Kirche Warum dieses Buch eine #MeToo -Debatte in der Kirche auslösen könnte

Trier · 23 Frauen, 23 Berichte: Der Katholische Deutsche Frauenbund veröffentlicht ein Buch gegen sexuellen und spirituellen Missbrauch an erwachsenen Frauen in der katholischen Kirche – und gegen Vertuschung.

 In einem Buch werden sexuelle Übergriffe gegenüber Frauen in der Kirche thematisiert.

In einem Buch werden sexuelle Übergriffe gegenüber Frauen in der Kirche thematisiert.

Foto: picture alliance/dpa/Armin Weigel

Von einem „historischen Moment“ war die Rede. Die Deutsche Bischofskonferenz hatte zusammen mit Frauenverbänden und der Deutschen Ordensobernkonferenz im vergangenen Herbst mehr als hundert Frauen zur Tagung „Gewalt an Frauen in Kirche und Orden“ eingeladen.

Die Veranstaltung hat nun ein mehr als 270 Seiten umfassendes Nachspiel: Im Januar dieses Jahres hatte der Katholische Deutsche Frauenbund (KDFB) Frauen, die als Erwachsene in Kirche oder Klöstern sexuell und spirituell missbraucht wurden, gebeten, ihre Geschichte niederzuschreiben und einzusenden. Am 20. November ist das Buch mit dem Titel „Erzählen als Widerstand“ erschienen.  23 Frauen berichten darin von ihren Missbrauchserfahrungen - von eigenen, von denen ihrer Mütter, Großmütter, Ur-Großmütter. Frauen, geboren Mitte des 20. Jahrhunderts, Frauen nicht älter als 30 Jahre, Laiinnen, Kirchenmitarbeiterinnen, Ordensfrauen. „Ich wollte, dass ihr das wisst, bevor ist sterbe“, „Beichterfahrungen meiner Mutter“, „Zum Schweigen gebracht und kaltgestellt“, haben drei der Autorinnen ihre Berichte überschrieben.

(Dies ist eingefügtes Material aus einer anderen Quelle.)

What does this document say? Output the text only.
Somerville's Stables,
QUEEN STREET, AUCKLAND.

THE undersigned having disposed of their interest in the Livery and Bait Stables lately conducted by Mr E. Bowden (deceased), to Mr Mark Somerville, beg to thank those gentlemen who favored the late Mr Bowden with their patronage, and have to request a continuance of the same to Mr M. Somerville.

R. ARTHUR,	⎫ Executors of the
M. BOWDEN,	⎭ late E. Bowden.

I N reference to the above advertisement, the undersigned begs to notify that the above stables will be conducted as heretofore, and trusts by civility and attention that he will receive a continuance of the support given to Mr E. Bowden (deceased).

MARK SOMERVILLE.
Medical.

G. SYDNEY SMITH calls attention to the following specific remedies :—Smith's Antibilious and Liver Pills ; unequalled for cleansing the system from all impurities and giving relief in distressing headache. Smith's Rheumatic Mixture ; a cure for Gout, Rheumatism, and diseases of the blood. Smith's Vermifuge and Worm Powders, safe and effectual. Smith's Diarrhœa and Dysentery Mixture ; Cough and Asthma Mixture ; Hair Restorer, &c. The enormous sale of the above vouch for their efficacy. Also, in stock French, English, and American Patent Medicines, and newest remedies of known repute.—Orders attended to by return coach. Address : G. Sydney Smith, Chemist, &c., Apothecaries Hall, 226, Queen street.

„Die Texte in diesem Buch zeigen, dass sexualisierte Gewalt im Umfeld der katholischen Kirche fast immer mit spirituellem Missbrauch einhergeht“, sagte Regina Heyder während einer Pressekonferenz des KDFB. Spiritueller Missbrauch leite in vielen Fällen sexuellen Missbrauch der Täter und Täterinnen ein, Fachleute sprechen von Grooming-Strategie. Regina Heyder ist neben Barbara Haslbeck, Ute Leimgruber und Dorothee Sandherr-Klemp eine der vier Herausgeberinnen. Sie alle sind Theologinnen, die beruflich, ehrenamtlich und wissenschaftlich zu spirituellem und sexuellem Missbrauch arbeiten und sich in der Theologischen Kommission des KDFB engagieren.

Ute Leimgruber sagte: „Es geht um Macht.“ Dies hätten die Berichte der Frauen unter anderem gezeigt. Missbrauch sei alltäglich, weil Machtverhältnisse alltäglich seien. Mitherausgeberin Barbara Haslbeck sagte, das Buch könne in die #MeToo-Debatte eingeordnet werden.

Alle Namen, Orte und Gemeinschaften wurden anonymisiert. Die Autorinnen haben sich selbst ein Pseudonym gewählt. Ist dies eine Schwäche des Buches? „Es nennt keine Täter, deckt aber Strukturen auf“, sagte Heyder. Es gebe Frauen den notwendigen Raum, erzählen zu können.

„Erzählen als Widerstand“ sei ein Buch gegen das Weghören, gegen das Vertuschen, gegen Verantwortliche, die ihre Verantwortung nicht übernehmen würden, sagte Sandherr-Klemp.

Neben der Sammlung an Geschichten betroffener Frauen, finden Leserinnen und Leser auch theologische Essays über die Hintergründe des Missbrauchs und weiterführende Adressen für Betroffene.

Auf TV-Anfrage sagte Stefanie Peters, Mitglied des Vorstandsteams der KFDB im Bistum Trier: „Ich warte gespannt auf das Buch.“ Sie ziehe den Hut vor dem Projekt, weil sie häufig Sprachlosigkeit bei dem Thema erlebe.

 Das Buch ist am 20. November im Aschendorff Verlag erschienen und kostet 20 Euro.